5. Northland College:
Situated in Wisconsin offers three environment-related majors: Environmental Sciences, Natural Resources and Nature and Culture. Focus areas include environmental geosciences, biology, ecological restoration and environmental humanities. Northland is all about: liberal arts with an emphasis on the environment. For example, you might take an art class that uses entirely environmentally friendly materials. To add to this, it is located in the lush environment of the Lake Superior watershed, students are inspired to learn more about the environment and how they can help preserve it.
Where do I start: http://www.northland.edu/
6. The Australian National University - Canberra, Australia
Located in Canberra, the ANU offers the opportunity for students to experience life and study in the city where Australia’s national environmental policies are made. Environmental Studies at the ANU has a multidisciplinary focus and includes some of the world’s leading researchers in environmental studies including Climate Change. Many courses have fieldwork components around Australia and overseas (e.g., Thailand and Vietnam) Class sizes are small enough for students to get to know their lecturers. Plus you get an internship combination.
Where do I start: http://www.anu.edu.au/
7. AUT University - Auckland, New Zealand:
Students at AUT are exposed to leading researchers in diverse research disciplines, in marine (intertidal to the deep sea), freshwater and terrestrial ecology, with research undertaken in aspects of aquaculture (shellfish, squid, algae, fish), conservation (cetacean biology, deep-sea biology), resource management, planning, and marine-invertebrate systematics (squid, sponges). Large emphasis in practical skills and experience Work placement in industry Small class sizes, allowing students to build relationships both with other students and teaching staff (did that come out wrong or is it just me?)
Where do I start: http://www.aut.ac.nz/
8. School of Forestry and Environmental Studies, Yale University:
How can Yale, not come in a top ten list? The Yale School of Forestry and Environmental Studies offers masters degrees in environmental management, forestry, forest science, and environmental management--plus mid-career one- and five-year masters programs, and joint degrees with programs that include architecture, law, international relations, and divinity. Doctoral students focus their efforts on research; current options include biodiversity conservation, hydrology, pollution management, tropical ecology, and water resource management--plus many others.
Where do I start: http://environment.yale.edu/about/
9. Green Mountain College:
All students at Green Mountain College base their education around the Environmental Liberal Arts program, which includes classes on our understanding of nature, the ethics of environmental policies, and an intensive writing seminar. The campus's Farm & Food Project lets students participate in the growing process, from gardening organically to driving oxen, putting them in touch with what the farm manager calls, "the food revolution that is transforming farming."
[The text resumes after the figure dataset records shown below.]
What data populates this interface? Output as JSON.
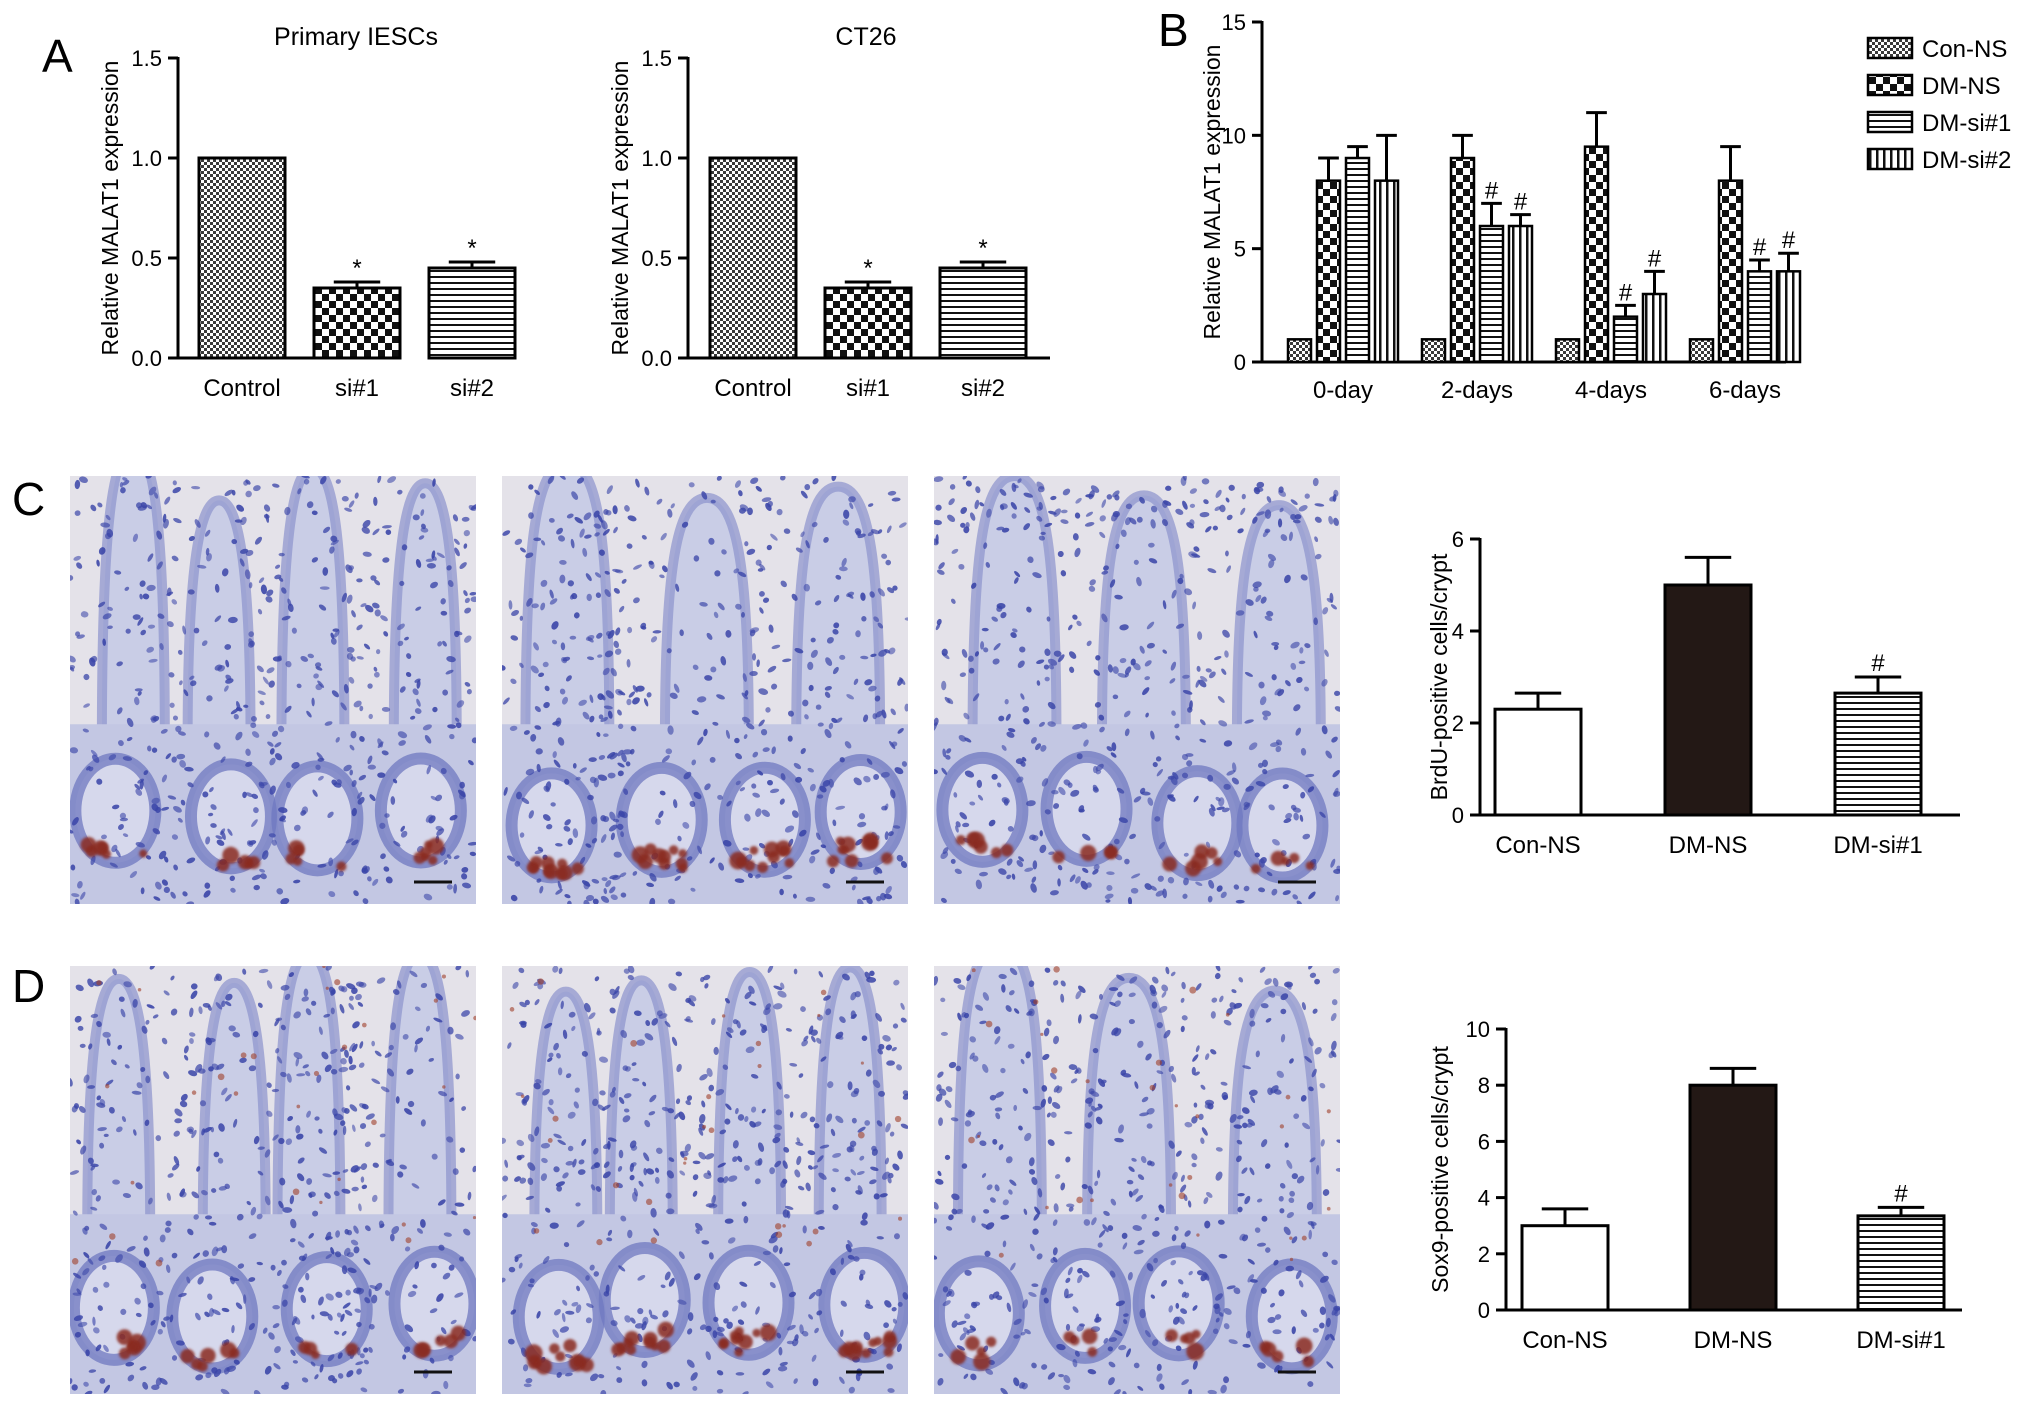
{
  "panel_labels": [
    "A",
    "B",
    "C",
    "D"
  ],
  "micrographs": [
    {
      "name": "BrdU-stained intestinal section, Con-NS",
      "stain": "BrdU"
    },
    {
      "name": "BrdU-stained intestinal section, DM-NS",
      "stain": "BrdU"
    },
    {
      "name": "BrdU-stained intestinal section, DM-si#1",
      "stain": "BrdU"
    },
    {
      "name": "Sox9-stained intestinal section, Con-NS",
      "stain": "Sox9"
    },
    {
      "name": "Sox9-stained intestinal section, DM-NS",
      "stain": "Sox9"
    },
    {
      "name": "Sox9-stained intestinal section, DM-si#1",
      "stain": "Sox9"
    }
  ],
  "colors": {
    "tissue_background": "#c9cde6",
    "nuclei": "#3a45a8",
    "positive_stain": "#8a2a1c",
    "dark_bar": "#231815"
  },
  "chart_data": [
    {
      "id": "A1",
      "type": "bar",
      "title": "Primary IESCs",
      "categories": [
        "Control",
        "si#1",
        "si#2"
      ],
      "values": [
        1.0,
        0.35,
        0.45
      ],
      "errors": [
        0,
        0.03,
        0.03
      ],
      "significance": [
        "",
        "*",
        "*"
      ],
      "ylabel": "Relative MALAT1 expression",
      "xlabel": "",
      "ylim": [
        0,
        1.5
      ],
      "yticks": [
        "0.0",
        "0.5",
        "1.0",
        "1.5"
      ],
      "patterns": [
        "fine-check",
        "big-check",
        "hlines"
      ],
      "grid": false
    },
    {
      "id": "A2",
      "type": "bar",
      "title": "CT26",
      "categories": [
        "Control",
        "si#1",
        "si#2"
      ],
      "values": [
        1.0,
        0.35,
        0.45
      ],
      "errors": [
        0,
        0.03,
        0.03
      ],
      "significance": [
        "",
        "*",
        "*"
      ],
      "ylabel": "Relative MALAT1 expression",
      "xlabel": "",
      "ylim": [
        0,
        1.5
      ],
      "yticks": [
        "0.0",
        "0.5",
        "1.0",
        "1.5"
      ],
      "patterns": [
        "fine-check",
        "big-check",
        "hlines"
      ],
      "grid": false
    },
    {
      "id": "B",
      "type": "bar",
      "title": "",
      "categories": [
        "0-day",
        "2-days",
        "4-days",
        "6-days"
      ],
      "series": [
        {
          "name": "Con-NS",
          "values": [
            1,
            1,
            1,
            1
          ],
          "errors": [
            0,
            0,
            0,
            0
          ],
          "significance": [
            "",
            "",
            "",
            ""
          ],
          "pattern": "fine-check"
        },
        {
          "name": "DM-NS",
          "values": [
            8,
            9,
            9.5,
            8
          ],
          "errors": [
            1,
            1,
            1.5,
            1.5
          ],
          "significance": [
            "",
            "",
            "",
            ""
          ],
          "pattern": "big-check"
        },
        {
          "name": "DM-si#1",
          "values": [
            9,
            6,
            2,
            4
          ],
          "errors": [
            0.5,
            1,
            0.5,
            0.5
          ],
          "significance": [
            "",
            "#",
            "#",
            "#"
          ],
          "pattern": "hlines"
        },
        {
          "name": "DM-si#2",
          "values": [
            8,
            6,
            3,
            4
          ],
          "errors": [
            2,
            0.5,
            1,
            0.8
          ],
          "significance": [
            "",
            "#",
            "#",
            "#"
          ],
          "pattern": "vlines"
        }
      ],
      "ylabel": "Relative MALAT1 expression",
      "xlabel": "",
      "ylim": [
        0,
        15
      ],
      "yticks": [
        "0",
        "5",
        "10",
        "15"
      ],
      "legend": "top-right",
      "grid": false
    },
    {
      "id": "C",
      "type": "bar",
      "title": "",
      "categories": [
        "Con-NS",
        "DM-NS",
        "DM-si#1"
      ],
      "values": [
        2.3,
        5.0,
        2.65
      ],
      "errors": [
        0.35,
        0.6,
        0.35
      ],
      "significance": [
        "",
        "",
        "#"
      ],
      "ylabel": "BrdU-positive cells/crypt",
      "xlabel": "",
      "ylim": [
        0,
        6
      ],
      "yticks": [
        "0",
        "2",
        "4",
        "6"
      ],
      "patterns": [
        "white",
        "dark",
        "hlines"
      ],
      "grid": false
    },
    {
      "id": "D",
      "type": "bar",
      "title": "",
      "categories": [
        "Con-NS",
        "DM-NS",
        "DM-si#1"
      ],
      "values": [
        3.0,
        8.0,
        3.35
      ],
      "errors": [
        0.6,
        0.6,
        0.3
      ],
      "significance": [
        "",
        "",
        "#"
      ],
      "ylabel": "Sox9-positive cells/crypt",
      "xlabel": "",
      "ylim": [
        0,
        10
      ],
      "yticks": [
        "0",
        "2",
        "4",
        "6",
        "8",
        "10"
      ],
      "patterns": [
        "white",
        "dark",
        "hlines"
      ],
      "grid": false
    }
  ]
}
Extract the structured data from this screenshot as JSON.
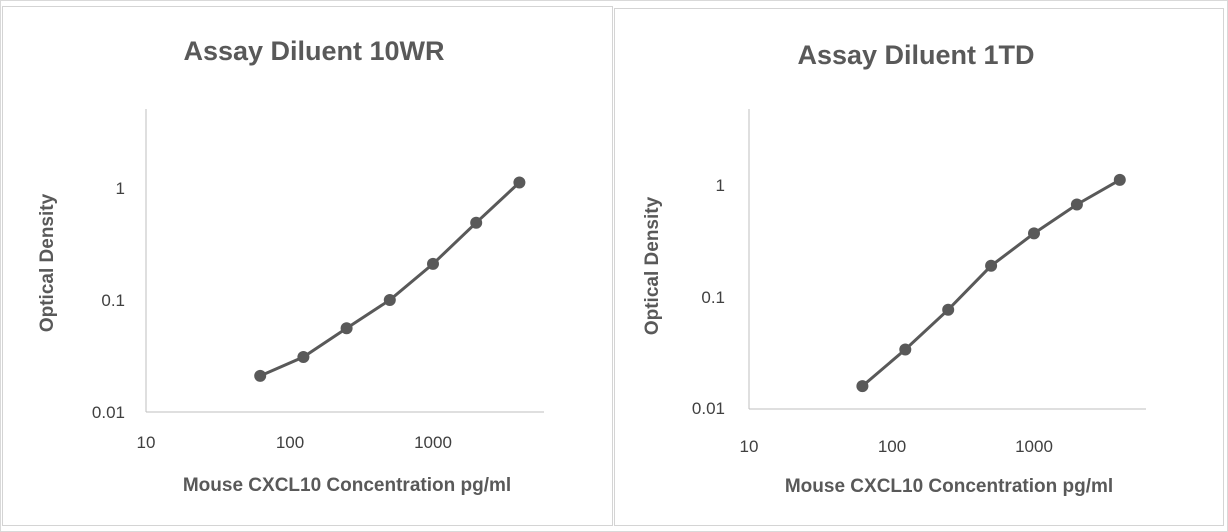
{
  "colors": {
    "series": "#595959",
    "axis": "#bfbfbf",
    "text": "#595959"
  },
  "chart_data": [
    {
      "type": "line",
      "title": "Assay Diluent 10WR",
      "xlabel": "Mouse CXCL10 Concentration pg/ml",
      "ylabel": "Optical Density",
      "xscale": "log",
      "yscale": "log",
      "xlim": [
        10,
        5500
      ],
      "ylim": [
        0.01,
        5
      ],
      "xticks": [
        "10",
        "100",
        "1000"
      ],
      "yticks": [
        "0.01",
        "0.1",
        "1"
      ],
      "grid": false,
      "series": [
        {
          "x": [
            62.5,
            125,
            250,
            500,
            1000,
            2000,
            4000
          ],
          "y": [
            0.021,
            0.031,
            0.056,
            0.1,
            0.21,
            0.49,
            1.12
          ]
        }
      ]
    },
    {
      "type": "line",
      "title": "Assay Diluent 1TD",
      "xlabel": "Mouse CXCL10 Concentration pg/ml",
      "ylabel": "Optical Density",
      "xscale": "log",
      "yscale": "log",
      "xlim": [
        10,
        5500
      ],
      "ylim": [
        0.01,
        5
      ],
      "xticks": [
        "10",
        "100",
        "1000"
      ],
      "yticks": [
        "0.01",
        "0.1",
        "1"
      ],
      "grid": false,
      "series": [
        {
          "x": [
            62.5,
            125,
            250,
            500,
            1000,
            2000,
            4000
          ],
          "y": [
            0.016,
            0.034,
            0.077,
            0.19,
            0.37,
            0.67,
            1.11
          ]
        }
      ]
    }
  ]
}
Where do I start: http://www.greenmtn.edu/
10. SUNY-ESF Syracuse, New York:
The last one on our list is one of the favorites opted by students. The college handles more than 25,000 acres of land in Central New York and the Adirondack Park, where nearly 2,500 students in the graduate and undergraduate program choose majors as specific as aquatic and fisheries science, construction management, forest ecosystem science, paper engineering, and bioprocess engineering.
Where do I start: http://www.esf.edu/
The earth needs us, just as much as we need the earth. The world is ending faster than we think. So go ahead, save our planet!